Conversational diagnostic AI has lived almost entirely in simulation, scored against vignettes and actors. A preprint from Google Research, Google DeepMind and Beth Israel Deaconess Medical Center (BIDMC) moves it into a clinic with real patients — cautiously, and with a human physician watching every word.
In this prospective, single-arm feasibility study (NCT06911398), 100 adults scheduled for non-emergency urgent-care visits at a leading academic medical center completed a pre-visit text chat with AMIE — the Articulate Medical Intelligence Explorer — up to five days before an in-person or telehealth appointment. AMIE took the history and generated a differential diagnosis and a transcript for the treating clinician.
What the study set out to measure
The pre-registered primary outcomes were not accuracy. They were safety and feasibility (the number and type of chat terminations), the quality of AMIE’s clinical dialogue, and the experiences of patients and physicians. Diagnostic accuracy and the head-to-head comparison against doctors were secondary outcomes — and the authors caution that the single-arm design “offers challenges to meaningfully evaluate” them.
On the primary safety endpoint, the result was clean: across all interactions, the physician “AI supervisors” — a panel of board-certified internists watching each chat live via secure video with screen-sharing — triggered zero of the four pre-specified stop criteria. That is the finding the study was built to produce.
It was not, however, fully hands-off. The paper reports the supervisor stepped in on three occasions: once to clarify symptoms in order to rule out a potentially emergent condition the patient did not have, once to clarify when to seek emergency care, and once to correct an AMIE error — the model stated that a patient’s past surgery date was in the future. So no consultation had to be halted, but a human did intervene, including to fix a hallucination.
The study was designed to answer whether a diagnostic chatbot can be run safely with real patients under supervision. On that question it returned a yes — with the human supervisor still doing real work.
What the differential caught, and what it didn’t
Accuracy was scored against a final diagnosis set by a blinded panel of three internists via chart review eight weeks after the visit. These figures cover the 98 patients with a confirmed final diagnosis, not the full 100, and they depend heavily on how many guesses you allow AMIE.

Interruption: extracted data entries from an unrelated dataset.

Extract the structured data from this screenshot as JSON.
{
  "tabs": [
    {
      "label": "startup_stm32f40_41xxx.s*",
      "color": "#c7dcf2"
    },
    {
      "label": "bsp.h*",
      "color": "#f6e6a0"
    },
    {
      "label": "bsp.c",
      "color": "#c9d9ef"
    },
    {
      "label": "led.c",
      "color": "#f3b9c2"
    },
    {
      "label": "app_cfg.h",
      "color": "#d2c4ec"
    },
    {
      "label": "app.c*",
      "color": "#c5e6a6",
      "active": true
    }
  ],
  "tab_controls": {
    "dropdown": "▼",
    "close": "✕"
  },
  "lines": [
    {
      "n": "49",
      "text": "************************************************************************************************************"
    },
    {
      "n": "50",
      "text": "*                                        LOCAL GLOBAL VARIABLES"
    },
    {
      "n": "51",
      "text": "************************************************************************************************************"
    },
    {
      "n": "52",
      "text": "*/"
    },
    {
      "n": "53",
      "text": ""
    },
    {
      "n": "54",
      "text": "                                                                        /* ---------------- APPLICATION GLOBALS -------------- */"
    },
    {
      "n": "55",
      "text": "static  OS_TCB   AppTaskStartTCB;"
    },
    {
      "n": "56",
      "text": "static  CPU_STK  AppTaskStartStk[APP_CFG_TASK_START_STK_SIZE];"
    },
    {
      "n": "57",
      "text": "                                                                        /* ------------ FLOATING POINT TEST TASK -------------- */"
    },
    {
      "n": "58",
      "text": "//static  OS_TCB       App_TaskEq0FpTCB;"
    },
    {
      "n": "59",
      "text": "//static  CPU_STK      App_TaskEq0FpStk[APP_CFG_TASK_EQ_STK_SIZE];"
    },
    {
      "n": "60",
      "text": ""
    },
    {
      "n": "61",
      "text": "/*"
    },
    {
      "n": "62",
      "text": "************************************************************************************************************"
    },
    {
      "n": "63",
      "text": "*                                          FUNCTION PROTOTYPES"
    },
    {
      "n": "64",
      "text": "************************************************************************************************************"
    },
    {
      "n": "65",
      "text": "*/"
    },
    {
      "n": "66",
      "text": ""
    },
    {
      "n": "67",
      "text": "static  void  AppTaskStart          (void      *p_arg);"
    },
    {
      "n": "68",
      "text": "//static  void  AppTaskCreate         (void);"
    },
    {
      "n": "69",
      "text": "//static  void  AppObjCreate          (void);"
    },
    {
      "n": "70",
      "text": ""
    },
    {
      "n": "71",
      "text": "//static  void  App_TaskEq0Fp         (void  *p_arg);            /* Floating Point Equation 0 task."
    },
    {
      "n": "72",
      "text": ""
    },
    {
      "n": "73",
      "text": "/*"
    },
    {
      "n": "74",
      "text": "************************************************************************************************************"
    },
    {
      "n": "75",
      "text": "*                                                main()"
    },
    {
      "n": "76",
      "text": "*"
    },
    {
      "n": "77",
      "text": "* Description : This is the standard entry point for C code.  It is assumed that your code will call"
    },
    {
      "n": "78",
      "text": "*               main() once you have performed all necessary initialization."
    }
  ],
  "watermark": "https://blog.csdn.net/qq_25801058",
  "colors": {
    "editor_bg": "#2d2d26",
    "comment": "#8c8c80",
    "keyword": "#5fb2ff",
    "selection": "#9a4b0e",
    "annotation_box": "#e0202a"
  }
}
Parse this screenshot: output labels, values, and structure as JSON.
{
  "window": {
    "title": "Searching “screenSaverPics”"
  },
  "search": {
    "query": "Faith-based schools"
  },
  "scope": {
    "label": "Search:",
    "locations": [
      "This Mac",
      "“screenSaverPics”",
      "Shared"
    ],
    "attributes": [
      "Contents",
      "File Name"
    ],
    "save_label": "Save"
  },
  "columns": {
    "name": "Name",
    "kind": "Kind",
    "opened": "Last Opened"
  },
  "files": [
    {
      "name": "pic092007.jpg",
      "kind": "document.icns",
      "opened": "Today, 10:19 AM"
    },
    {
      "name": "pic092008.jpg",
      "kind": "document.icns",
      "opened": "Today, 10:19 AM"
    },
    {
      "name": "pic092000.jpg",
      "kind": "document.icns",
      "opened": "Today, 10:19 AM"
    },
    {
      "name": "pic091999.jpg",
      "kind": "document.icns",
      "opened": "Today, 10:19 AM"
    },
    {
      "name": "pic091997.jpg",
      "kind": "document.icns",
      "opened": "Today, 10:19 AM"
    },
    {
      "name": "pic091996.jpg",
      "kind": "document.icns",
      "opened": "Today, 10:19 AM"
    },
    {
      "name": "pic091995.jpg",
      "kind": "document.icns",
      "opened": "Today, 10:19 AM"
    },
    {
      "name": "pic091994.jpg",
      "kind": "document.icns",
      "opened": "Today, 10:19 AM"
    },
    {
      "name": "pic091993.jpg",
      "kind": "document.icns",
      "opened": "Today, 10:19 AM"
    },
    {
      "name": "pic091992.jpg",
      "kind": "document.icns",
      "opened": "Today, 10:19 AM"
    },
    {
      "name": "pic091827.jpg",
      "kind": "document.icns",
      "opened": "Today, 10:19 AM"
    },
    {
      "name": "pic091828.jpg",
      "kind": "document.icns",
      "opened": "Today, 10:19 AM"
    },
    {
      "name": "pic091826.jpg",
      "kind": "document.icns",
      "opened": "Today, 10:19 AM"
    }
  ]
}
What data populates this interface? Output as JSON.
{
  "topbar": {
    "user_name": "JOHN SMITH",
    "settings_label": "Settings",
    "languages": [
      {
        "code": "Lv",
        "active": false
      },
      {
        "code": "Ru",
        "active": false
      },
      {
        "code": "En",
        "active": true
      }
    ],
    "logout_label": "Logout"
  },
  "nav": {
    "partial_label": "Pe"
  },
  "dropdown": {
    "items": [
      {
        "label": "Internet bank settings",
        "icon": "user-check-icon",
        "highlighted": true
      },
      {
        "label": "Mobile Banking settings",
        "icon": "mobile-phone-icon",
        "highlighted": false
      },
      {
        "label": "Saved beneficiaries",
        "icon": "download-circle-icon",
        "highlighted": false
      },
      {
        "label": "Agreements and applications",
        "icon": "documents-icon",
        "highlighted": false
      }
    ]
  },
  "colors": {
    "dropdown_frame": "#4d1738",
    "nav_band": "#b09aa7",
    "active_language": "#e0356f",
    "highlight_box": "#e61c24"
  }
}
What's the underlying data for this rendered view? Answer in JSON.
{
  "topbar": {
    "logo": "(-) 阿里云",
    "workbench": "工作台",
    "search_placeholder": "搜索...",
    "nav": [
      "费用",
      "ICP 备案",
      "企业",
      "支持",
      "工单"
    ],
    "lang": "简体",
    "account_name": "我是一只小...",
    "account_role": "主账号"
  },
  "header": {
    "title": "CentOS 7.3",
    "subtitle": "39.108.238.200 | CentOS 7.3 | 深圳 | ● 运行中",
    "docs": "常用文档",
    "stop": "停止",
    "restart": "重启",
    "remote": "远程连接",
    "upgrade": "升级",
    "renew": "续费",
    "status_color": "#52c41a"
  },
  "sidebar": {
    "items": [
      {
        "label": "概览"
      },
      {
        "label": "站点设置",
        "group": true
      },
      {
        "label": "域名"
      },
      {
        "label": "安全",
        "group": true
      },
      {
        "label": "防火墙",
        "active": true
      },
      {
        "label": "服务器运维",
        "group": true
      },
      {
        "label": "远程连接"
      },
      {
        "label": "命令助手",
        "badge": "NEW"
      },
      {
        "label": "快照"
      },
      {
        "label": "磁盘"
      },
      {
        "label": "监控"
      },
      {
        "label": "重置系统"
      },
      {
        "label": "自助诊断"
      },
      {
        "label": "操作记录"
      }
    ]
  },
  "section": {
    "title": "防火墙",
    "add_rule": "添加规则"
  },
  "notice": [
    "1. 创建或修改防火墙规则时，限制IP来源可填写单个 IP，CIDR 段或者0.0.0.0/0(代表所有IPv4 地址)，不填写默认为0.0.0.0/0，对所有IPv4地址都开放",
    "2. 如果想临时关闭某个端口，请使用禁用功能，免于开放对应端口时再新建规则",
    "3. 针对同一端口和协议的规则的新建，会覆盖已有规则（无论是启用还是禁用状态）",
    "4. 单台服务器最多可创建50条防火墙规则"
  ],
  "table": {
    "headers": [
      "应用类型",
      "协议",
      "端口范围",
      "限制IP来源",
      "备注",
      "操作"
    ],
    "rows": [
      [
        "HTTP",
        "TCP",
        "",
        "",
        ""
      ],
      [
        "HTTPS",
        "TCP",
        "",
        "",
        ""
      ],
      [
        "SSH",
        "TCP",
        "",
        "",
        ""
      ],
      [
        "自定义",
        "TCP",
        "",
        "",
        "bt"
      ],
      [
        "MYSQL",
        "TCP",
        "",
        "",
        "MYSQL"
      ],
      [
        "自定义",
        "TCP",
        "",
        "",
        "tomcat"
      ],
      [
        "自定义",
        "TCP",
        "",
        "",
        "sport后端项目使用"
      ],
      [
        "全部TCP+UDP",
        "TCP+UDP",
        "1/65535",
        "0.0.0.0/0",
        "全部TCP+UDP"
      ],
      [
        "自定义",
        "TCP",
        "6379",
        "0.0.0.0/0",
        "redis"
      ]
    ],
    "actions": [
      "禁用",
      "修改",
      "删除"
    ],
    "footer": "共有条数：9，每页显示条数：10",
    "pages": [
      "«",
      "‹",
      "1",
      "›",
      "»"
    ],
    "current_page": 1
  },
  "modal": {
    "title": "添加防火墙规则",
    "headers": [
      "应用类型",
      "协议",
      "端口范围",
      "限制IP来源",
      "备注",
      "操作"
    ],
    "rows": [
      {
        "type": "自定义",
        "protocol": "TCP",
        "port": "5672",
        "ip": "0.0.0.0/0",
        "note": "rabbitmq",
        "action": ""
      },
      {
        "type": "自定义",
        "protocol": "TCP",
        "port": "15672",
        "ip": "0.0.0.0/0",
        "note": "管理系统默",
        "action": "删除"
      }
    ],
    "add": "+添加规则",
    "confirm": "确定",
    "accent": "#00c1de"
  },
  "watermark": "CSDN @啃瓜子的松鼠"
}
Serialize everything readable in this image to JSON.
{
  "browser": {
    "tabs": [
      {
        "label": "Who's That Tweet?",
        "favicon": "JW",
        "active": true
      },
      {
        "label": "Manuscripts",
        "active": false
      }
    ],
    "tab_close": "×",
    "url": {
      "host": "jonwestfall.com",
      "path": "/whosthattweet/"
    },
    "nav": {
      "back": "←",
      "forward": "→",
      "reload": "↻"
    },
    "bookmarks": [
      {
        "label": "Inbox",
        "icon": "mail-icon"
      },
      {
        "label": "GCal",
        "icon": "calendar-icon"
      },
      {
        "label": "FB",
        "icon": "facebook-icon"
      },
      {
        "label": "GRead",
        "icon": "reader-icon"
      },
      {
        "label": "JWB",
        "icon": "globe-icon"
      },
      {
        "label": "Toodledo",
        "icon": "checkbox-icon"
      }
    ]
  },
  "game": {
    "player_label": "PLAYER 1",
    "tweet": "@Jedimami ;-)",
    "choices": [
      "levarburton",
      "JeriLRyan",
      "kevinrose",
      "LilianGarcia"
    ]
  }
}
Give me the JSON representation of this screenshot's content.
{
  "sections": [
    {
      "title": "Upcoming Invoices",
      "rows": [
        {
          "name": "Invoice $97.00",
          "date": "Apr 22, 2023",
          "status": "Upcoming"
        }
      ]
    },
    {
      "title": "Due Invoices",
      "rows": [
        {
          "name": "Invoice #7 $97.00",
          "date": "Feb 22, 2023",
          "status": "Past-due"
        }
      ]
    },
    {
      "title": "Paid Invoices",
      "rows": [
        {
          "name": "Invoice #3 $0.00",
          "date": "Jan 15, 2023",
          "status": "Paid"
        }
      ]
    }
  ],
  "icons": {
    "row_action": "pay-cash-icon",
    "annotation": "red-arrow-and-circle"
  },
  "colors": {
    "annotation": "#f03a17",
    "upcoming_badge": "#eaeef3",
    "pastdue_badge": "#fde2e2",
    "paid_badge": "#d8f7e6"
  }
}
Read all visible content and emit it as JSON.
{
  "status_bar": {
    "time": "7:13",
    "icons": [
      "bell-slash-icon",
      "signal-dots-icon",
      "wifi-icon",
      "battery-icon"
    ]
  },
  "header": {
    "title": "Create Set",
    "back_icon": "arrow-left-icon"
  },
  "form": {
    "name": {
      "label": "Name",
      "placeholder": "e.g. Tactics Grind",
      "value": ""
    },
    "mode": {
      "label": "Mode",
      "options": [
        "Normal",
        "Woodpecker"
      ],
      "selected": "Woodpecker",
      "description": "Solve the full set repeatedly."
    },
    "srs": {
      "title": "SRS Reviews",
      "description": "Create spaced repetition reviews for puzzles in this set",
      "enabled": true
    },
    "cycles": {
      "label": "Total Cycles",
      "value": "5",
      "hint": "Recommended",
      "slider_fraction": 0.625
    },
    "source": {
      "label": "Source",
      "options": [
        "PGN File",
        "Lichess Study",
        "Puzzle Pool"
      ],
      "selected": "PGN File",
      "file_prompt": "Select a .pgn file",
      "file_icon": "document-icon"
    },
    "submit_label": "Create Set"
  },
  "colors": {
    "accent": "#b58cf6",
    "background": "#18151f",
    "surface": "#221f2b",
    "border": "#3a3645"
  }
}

AMIE’s single leading diagnosis matched the final answer in 55 of 98 cases (56%, top-1). Widen the net to its first three candidates and that rises to 73 of 98 (75%, top-3); allow the first seven candidates of its ranked list and the correct diagnosis appeared in 88 of 98 (90%, top-7). The 90% figure, in other words, is a top-7 number — not “the differential was right nine times in ten.”
In a blinded comparison, specialists rated AMIE’s differentials and management plans against the primary care physicians’. There was no statistically significant difference for the differential diagnosis (p = 0.6) or for the appropriateness and safety of the management plan (p = 0.1 and p = 1.0). But PCPs were rated significantly better on the practicality (p = 0.003) and cost-effectiveness (p = 0.004) of their plans. Two caveats matter. AMIE’s differentials were truncated to the same length as the physicians’ before rating — AMIE tended to produce longer lists, which could reveal which was the AI — so this was not a like-for-like contest. And the authors note the comparison “favored physicians who had more context,” including the AMIE transcript itself, an EHR, and a physical exam AMIE never had.
Patients’ attitudes toward AI improved significantly after the encounter (p < 0.001), and clinicians reported the transcripts were useful for visit prep.
The authors are explicit about the limits: a single academic center, a text-only interface, no controlled comparison arm, and a small sample. This is a feasibility signal, not evidence of clinical benefit — and, as a preprint, it has not been peer reviewed. What it establishes is narrower than a diagnostic win: a diagnostic LLM can be run with live patients under physician oversight without any consultation having to be stopped.